The Ministerial Committee for Legislation on Monday voted to support a controversial bill that would make it a crime to call someone a "Nazi" or wear a yellow star as a means of protest. The bill is expected to pass a preliminary vote in the Knesset plenum tomorrow.
The draft bill, which was introduced a week after symbols of the Holocaust were used in demonstrations by ultra-Orthodox Jews in Jerusalem's Mea She'arim neighborhood, calls for a prison sentence of up to six months and a fine of up to NIS 100,000 for offenders.
The bill prohibits the use of all forms of the word "Nazi" or similar-sounding words; epithets associated with Nazism, the Third Reich or any of its leaders; the wearing of striped clothing resembling that worn by prisoners in World War II-era concentration camps and yellow stars like the ones Jews were forced to wear during the Holocaust or other similar symbols.
It would also ban all photographs, drawings, sculptures and the like depicting a swastika or anything else that makes a definitive reference to Nazism.

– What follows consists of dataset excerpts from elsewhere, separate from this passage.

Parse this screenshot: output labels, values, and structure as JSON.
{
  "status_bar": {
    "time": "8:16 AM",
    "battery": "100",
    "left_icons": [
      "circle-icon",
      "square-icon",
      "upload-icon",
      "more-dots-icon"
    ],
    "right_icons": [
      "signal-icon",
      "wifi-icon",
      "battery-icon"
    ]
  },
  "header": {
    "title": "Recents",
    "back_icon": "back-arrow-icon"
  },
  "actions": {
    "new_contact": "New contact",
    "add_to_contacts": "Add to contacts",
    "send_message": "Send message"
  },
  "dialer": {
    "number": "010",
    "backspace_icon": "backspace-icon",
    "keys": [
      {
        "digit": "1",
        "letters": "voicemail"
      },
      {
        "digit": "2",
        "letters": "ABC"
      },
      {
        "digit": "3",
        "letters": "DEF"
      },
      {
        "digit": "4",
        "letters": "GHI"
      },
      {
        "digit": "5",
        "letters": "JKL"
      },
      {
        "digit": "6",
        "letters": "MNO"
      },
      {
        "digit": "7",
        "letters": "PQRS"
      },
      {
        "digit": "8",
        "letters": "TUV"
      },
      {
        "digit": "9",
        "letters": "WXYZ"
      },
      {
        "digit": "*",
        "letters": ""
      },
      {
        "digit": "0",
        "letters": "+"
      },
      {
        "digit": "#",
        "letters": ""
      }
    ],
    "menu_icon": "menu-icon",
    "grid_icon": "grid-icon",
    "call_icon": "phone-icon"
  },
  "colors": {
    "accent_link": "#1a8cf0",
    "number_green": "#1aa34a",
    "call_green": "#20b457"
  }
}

"I am happy that the cabinet supports this important bill," its sponsor, MK Uri Ariel (National Union ), said on Monday. "Unfortunately in recent years we have been witness to the cynical exploitation of Nazi symbols and epithets in a manner that injures the feelings of Holocaust survivors, their families and many other Israelis. The law will act as an appropriate deterrent," Ariel said.
The Association for Civil Rights in Israel criticized the legislative proposal. "Precisely because of the importance and centrality of the Holocaust, the attempt to dictate when and in what context it can be referenced is very problematic," ACRI said in a statement.
"This bill seeks in effect to control the public debate, its content and tone, with force, using criminal prohibitions and the threat of prison. Freedom of expression is the right to say harsh, critical and even hurtful things. It is the right to give crude and extreme expression to opinions, emotions and thoughts and it also includes the right to make rhetorical use of difficult and provocative images," the organization said.